Timo Viherkenttä confirmed to IPE he is leaving the fund, which acts as a buffer fund for the central government’s staff pension obligations, at the end of February to take up a teaching and research post at Aalto University, which is located in Espoo in Finland’s capital region.

At that point Timo Löyttyniemi, who in December ended his non-renewable five-year term as vice chair of The Single Resolution Board (SRB) in Brussels – the central resolution authority within the European Union’s Banking Union (BU) – will return to run VER five years after leaving the Helsinki-based job he held for 12 years.

After leaving his post in Belgium last month, Löyttyniemi said in a post on LinkedIn he planned to take a “nice long break with the family”.

He also expressed pride in the SRB’s collective achievements, writing that among other things, the Single Resolution Fund had been built up to €33bn within a short period; that more than 350 people had been hired and a €55bn transitional period safety net had been constructed.

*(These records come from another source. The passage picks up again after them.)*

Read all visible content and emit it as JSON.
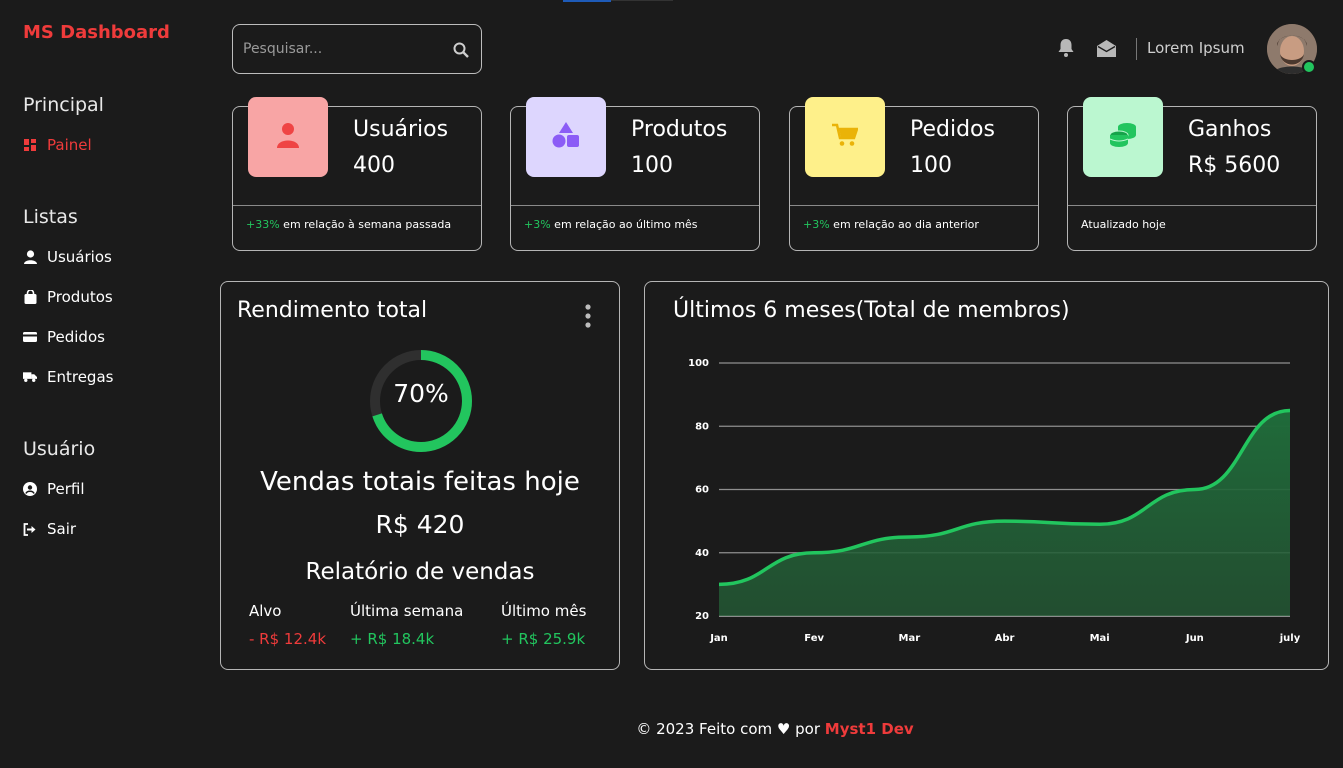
{
  "app": {
    "logo": "MS Dashboard"
  },
  "sidebar": {
    "sections": [
      {
        "title": "Principal",
        "items": [
          {
            "label": "Painel",
            "icon": "dashboard-icon",
            "active": true
          }
        ]
      },
      {
        "title": "Listas",
        "items": [
          {
            "label": "Usuários",
            "icon": "user-icon"
          },
          {
            "label": "Produtos",
            "icon": "shopping-bag-icon"
          },
          {
            "label": "Pedidos",
            "icon": "credit-card-icon"
          },
          {
            "label": "Entregas",
            "icon": "truck-icon"
          }
        ]
      },
      {
        "title": "Usuário",
        "items": [
          {
            "label": "Perfil",
            "icon": "user-circle-icon"
          },
          {
            "label": "Sair",
            "icon": "sign-out-icon"
          }
        ]
      }
    ]
  },
  "header": {
    "search": {
      "placeholder": "Pesquisar...",
      "value": ""
    },
    "username": "Lorem Ipsum",
    "icons": [
      "bell-icon",
      "envelope-open-icon",
      "search-icon"
    ],
    "status_color": "#22c55e"
  },
  "cards": [
    {
      "title": "Usuários",
      "value": "400",
      "change": "+33%",
      "note": "em relação à semana passada",
      "icon": "user-icon",
      "tile_color": "#f8a5a5",
      "icon_color": "#ef4444"
    },
    {
      "title": "Produtos",
      "value": "100",
      "change": "+3%",
      "note": "em relação ao último mês",
      "icon": "shapes-icon",
      "tile_color": "#ddd6fe",
      "icon_color": "#8b5cf6"
    },
    {
      "title": "Pedidos",
      "value": "100",
      "change": "+3%",
      "note": "em relação ao dia anterior",
      "icon": "cart-icon",
      "tile_color": "#fef08a",
      "icon_color": "#eab308"
    },
    {
      "title": "Ganhos",
      "value": "R$ 5600",
      "change": "",
      "note": "Atualizado hoje",
      "icon": "coins-icon",
      "tile_color": "#bbf7d0",
      "icon_color": "#22c55e"
    }
  ],
  "revenue": {
    "title": "Rendimento total",
    "progress_label": "70%",
    "progress": 0.7,
    "sales_title": "Vendas totais feitas hoje",
    "sales_value": "R$ 420",
    "report_title": "Relatório de vendas",
    "report": [
      {
        "label": "Alvo",
        "value": "- R$ 12.4k",
        "trend": "negative"
      },
      {
        "label": "Última semana",
        "value": "+ R$ 18.4k",
        "trend": "positive"
      },
      {
        "label": "Último mês",
        "value": "+ R$ 25.9k",
        "trend": "positive"
      }
    ]
  },
  "chart_title": "Últimos 6 meses(Total de membros)",
  "chart_data": {
    "type": "area",
    "categories": [
      "Jan",
      "Fev",
      "Mar",
      "Abr",
      "Mai",
      "Jun",
      "july"
    ],
    "series": [
      {
        "values": [
          30,
          40,
          45,
          50,
          49,
          60,
          85
        ]
      }
    ],
    "ylim": [
      20,
      100
    ],
    "yticks": [
      20,
      40,
      60,
      80,
      100
    ],
    "grid": true,
    "line_color": "#22c55e",
    "fill_color": "#245a35"
  },
  "footer": {
    "prefix": "© 2023 Feito com",
    "heart": "♥",
    "middle": "por",
    "brand": "Myst1 Dev"
  }
}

Viherkenttä’s move can also be seen as a return, in that he worked in academia for the first 10 years following his graduation, both as a researcher and lecturer on tax law at the University of Helsinki.

Following that, he worked in several different roles before coming to VER in 2015.

Viherkenttä spent four years as a judge at Finland’s Supreme Administrative Court and eight as deputy CEO of Finland’s largest pension fund, Keva.